The Electric Railway in Western Maryland

By Allison Luthern, Architectural Survey Administrator

A century ago, there were hundreds of miles of trolley (also known as electric railway) tracks that traversed the state of Maryland. One can easily imagine the prevalence of trolleys in the urban areas of Maryland around Baltimore, Annapolis, and Washington, DC. However, in the early twentieth century, trolleys also operated across the farmlands and mountains of western Maryland.

Trolley descending from Braddock Heights, 1919. Source: Blue Ridge Trolley: The Hagerstown and Frederick Railway
Trolley descending from Braddock Heights, 1919. Source: Blue Ridge Trolley: The Hagerstown and Frederick Railway

Options for the electric railway in western Maryland first began to be realized in Richmond, Virginia in 1888 when inventor Frank Sprague proved that electric traction could travel up and down steep grades. In fact, electric railway could climb steeper grades than conventional steam railway. Further, trolleys used a lighter track than steam-powered railway.

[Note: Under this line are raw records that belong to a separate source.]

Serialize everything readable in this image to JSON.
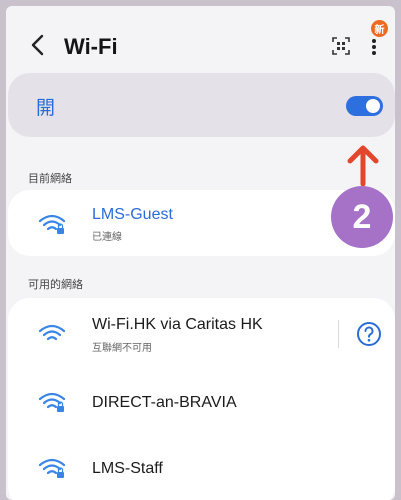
{
  "header": {
    "title": "Wi-Fi",
    "back_icon": "chevron-left-icon",
    "scan_icon": "qr-scan-icon",
    "more_icon": "more-vert-icon",
    "new_badge": "新"
  },
  "toggle": {
    "label": "開",
    "state": "on",
    "color": "#2e6fe0"
  },
  "annotation": {
    "step_number": "2",
    "badge_color": "#a572c8",
    "arrow_color": "#e2462b"
  },
  "current_section": {
    "label": "目前網絡",
    "network": {
      "name": "LMS-Guest",
      "status": "已連線",
      "icon": "wifi-lock-icon"
    }
  },
  "available_section": {
    "label": "可用的網絡",
    "networks": [
      {
        "name": "Wi-Fi.HK via Caritas HK",
        "status": "互聯網不可用",
        "icon": "wifi-icon",
        "info_icon": "help-circle-icon"
      },
      {
        "name": "DIRECT-an-BRAVIA",
        "icon": "wifi-lock-icon"
      },
      {
        "name": "LMS-Staff",
        "icon": "wifi-lock-icon"
      }
    ]
  }
}
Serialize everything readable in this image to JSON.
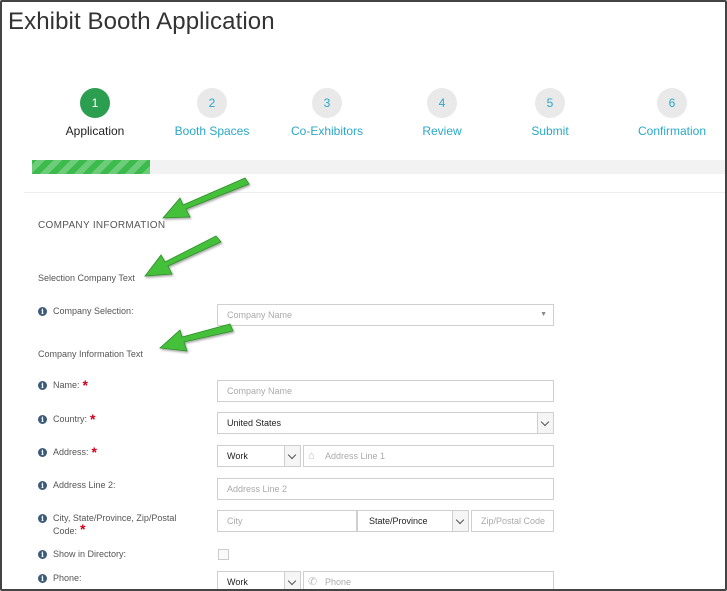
{
  "page": {
    "title": "Exhibit Booth Application"
  },
  "steps": [
    {
      "number": "1",
      "label": "Application",
      "state": "active"
    },
    {
      "number": "2",
      "label": "Booth Spaces",
      "state": "pending"
    },
    {
      "number": "3",
      "label": "Co-Exhibitors",
      "state": "pending"
    },
    {
      "number": "4",
      "label": "Review",
      "state": "pending"
    },
    {
      "number": "5",
      "label": "Submit",
      "state": "pending"
    },
    {
      "number": "6",
      "label": "Confirmation",
      "state": "pending"
    }
  ],
  "progress": {
    "percent": 17
  },
  "form": {
    "section_title": "COMPANY INFORMATION",
    "selection_text": "Selection Company Text",
    "info_text": "Company Information Text",
    "company_selection": {
      "label": "Company Selection:",
      "placeholder": "Company Name"
    },
    "name": {
      "label": "Name:",
      "placeholder": "Company Name"
    },
    "country": {
      "label": "Country:",
      "value": "United States"
    },
    "address": {
      "label": "Address:",
      "type": "Work",
      "placeholder": "Address Line 1"
    },
    "address2": {
      "label": "Address Line 2:",
      "placeholder": "Address Line 2"
    },
    "city_state_zip": {
      "label": "City, State/Province, Zip/Postal Code:",
      "city_placeholder": "City",
      "state_value": "State/Province",
      "zip_placeholder": "Zip/Postal Code"
    },
    "show_in_directory": {
      "label": "Show in Directory:"
    },
    "phone": {
      "label": "Phone:",
      "type": "Work",
      "placeholder": "Phone"
    }
  },
  "colors": {
    "accent": "#2c9e4f",
    "link": "#2aa8c8",
    "progress": "#3cbb4c",
    "required": "#d0021b",
    "annotation_arrow": "#44c03a"
  },
  "icons": {
    "info": "info-icon",
    "address": "home-icon",
    "phone": "phone-icon"
  }
}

All electric railway enterprises in western Maryland were private (non-governmental) ventures. One of the first such companies, the Frederick and Middletown Railway, was motivated to provide faster transportation of farm produce to markets and to make money through passenger transport. Construction of the new railway line began at Patrick and Carroll Streets in Frederick. In addition to purchasing right-of-way, investors in the company also bought land on the ridge of Catoctin Mountain along the trolley’s future route to Middletown. They developed this area, known as Braddock Heights, into a summer resort village. In August 1896, the first trolleys began shuttling passengers between Frederick and Braddock Heights. This mountain resort contained an amusement park, observatory, dance pavilion, theater, carousel, slide, and casino, in addition to inns and private summer houses. By October of that year, the line extended to Middletown.

Braddock Heights slide, c. 1910s. Source: antiquesnavigator.com
Braddock Heights slide, c. 1910s. Source: antiquesnavigator.com

Throughout the early years of the twentieth century, various companies constructed lines connecting western Maryland. In 1904, a final passage constructed over South Mountain provided direct conveyance between Frederick and Hagerstown. This full trolley trip took 2 hours to traverse 29 miles with 3,000’ in elevation change.

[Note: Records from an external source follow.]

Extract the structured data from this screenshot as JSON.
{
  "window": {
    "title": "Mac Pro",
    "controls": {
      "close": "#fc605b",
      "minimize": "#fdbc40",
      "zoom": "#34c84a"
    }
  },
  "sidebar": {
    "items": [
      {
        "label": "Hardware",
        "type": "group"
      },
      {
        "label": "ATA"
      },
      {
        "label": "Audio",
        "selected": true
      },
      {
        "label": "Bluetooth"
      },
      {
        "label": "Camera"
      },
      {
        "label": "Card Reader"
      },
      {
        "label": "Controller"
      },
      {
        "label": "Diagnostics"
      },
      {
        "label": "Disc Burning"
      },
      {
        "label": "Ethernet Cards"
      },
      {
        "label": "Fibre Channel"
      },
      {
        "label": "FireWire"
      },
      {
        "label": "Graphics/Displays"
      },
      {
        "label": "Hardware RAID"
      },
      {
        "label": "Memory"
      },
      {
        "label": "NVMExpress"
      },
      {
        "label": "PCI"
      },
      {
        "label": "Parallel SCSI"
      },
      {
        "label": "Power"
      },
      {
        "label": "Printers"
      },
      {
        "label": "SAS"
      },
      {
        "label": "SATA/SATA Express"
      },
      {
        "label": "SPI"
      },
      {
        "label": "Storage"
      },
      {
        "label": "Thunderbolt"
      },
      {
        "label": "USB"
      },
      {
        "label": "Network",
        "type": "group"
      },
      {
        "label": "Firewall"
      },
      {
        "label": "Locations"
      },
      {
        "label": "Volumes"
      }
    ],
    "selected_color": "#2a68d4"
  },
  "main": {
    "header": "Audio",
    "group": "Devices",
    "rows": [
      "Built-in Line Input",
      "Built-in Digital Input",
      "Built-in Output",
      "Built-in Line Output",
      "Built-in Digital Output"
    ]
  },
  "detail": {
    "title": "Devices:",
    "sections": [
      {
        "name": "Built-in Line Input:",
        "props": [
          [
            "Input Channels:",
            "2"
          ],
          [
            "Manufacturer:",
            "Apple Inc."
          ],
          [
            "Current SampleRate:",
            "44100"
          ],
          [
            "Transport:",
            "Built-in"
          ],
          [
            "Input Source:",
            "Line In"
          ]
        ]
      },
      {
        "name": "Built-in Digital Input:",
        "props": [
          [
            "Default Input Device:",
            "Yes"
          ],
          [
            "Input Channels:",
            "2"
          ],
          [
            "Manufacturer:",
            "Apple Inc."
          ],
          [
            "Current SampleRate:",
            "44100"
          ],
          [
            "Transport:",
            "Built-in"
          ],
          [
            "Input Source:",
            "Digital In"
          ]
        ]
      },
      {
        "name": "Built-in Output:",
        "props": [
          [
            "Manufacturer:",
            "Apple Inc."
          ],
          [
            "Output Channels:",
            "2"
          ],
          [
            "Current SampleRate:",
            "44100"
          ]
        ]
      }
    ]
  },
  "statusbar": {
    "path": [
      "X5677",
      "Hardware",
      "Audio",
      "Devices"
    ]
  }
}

In addition to linking cities, the electric railway in western Maryland also connected urban and suburban areas. For example, before the end of the nineteenth century, the Hagerstown Railway created a loop around the city of Hagerstown and lines into the heart of downtown on Washington and South Potomac Streets.

Hagerstown Public Square c. 1900. Source: Public Domain, commons.wikimedia.org
Hagerstown Public Square c. 1900. Source: Public Domain, commons.wikimedia.org

Also, the line connecting Hagerstown and Williamsport, which ran along US Route 11, had a high ridership as a suburban operation.  

The electric railway remained popular for several decades, but eventually several factors contributed to its decline in western Maryland. The companies who owned and operated the trolleys began to realize that they could make more money by selling the electricity that they produced to power their trains to homes and businesses instead. The Hagerstown and Frederick Railway company eventually became an electric utility business known as Potomac Edison. Through various consolidations and mergers, this company is known as FirstEnergy today.

Potomac Street, Williamsport c. 1910. Source: Library of Congress
Potomac Street, Williamsport c. 1910. Source: Library of Congress

The introduction of bus systems, including the Hagerstown city loop that passed the fairgrounds, and the improvement of roads for automobiles, including the reconstruction of US Route 40 over the mountains, also lead to the demise of electric railways. By the early 1950s, trolleys in Western Maryland ceased to provide passenger conveyance, and freight transportation lasted only several years longer.

Some of the places associated with the western Maryland electric railway systems have been retained and preserved. The Boonsboro Trolley Station was restored into a museum partly funded by MHT’s Historic Preservation Capital Grant Program. The Frederick Terminal and Office Building and the Washington and Frederick Railway Car Barn in Hagerstown also survive and are included in the Maryland Inventory of Historic Properties (more information can be found here and here). Additionally, the Hagerstown and Frederick Trolley Trail Association is working to convert the old trolley line between Thurmont and Frederick into a multi-use trail, an effort that was recently awarded a Maryland Heritage Area Authority grant!

Boonsboro Trolley Station. Source: MHT photo

Sources:

Herbert H. Harwood, Jr., Blue Ridge Trolley: The Hagerstown and Frederick Railway. San Marino, CA: Golden West Books, 1970.

Janet L. Davis, “Braddock Heights Survey District,” Maryland Inventory of Historic Properties Form F-4-8. Crownsville, MD: Maryland Historical Trust, 1992.

Edie Wallace and Paula Reed, “Boonsboro Historic District,” National Register of Historic Places Registration Form. Washington, DC: National Park Service, 2004.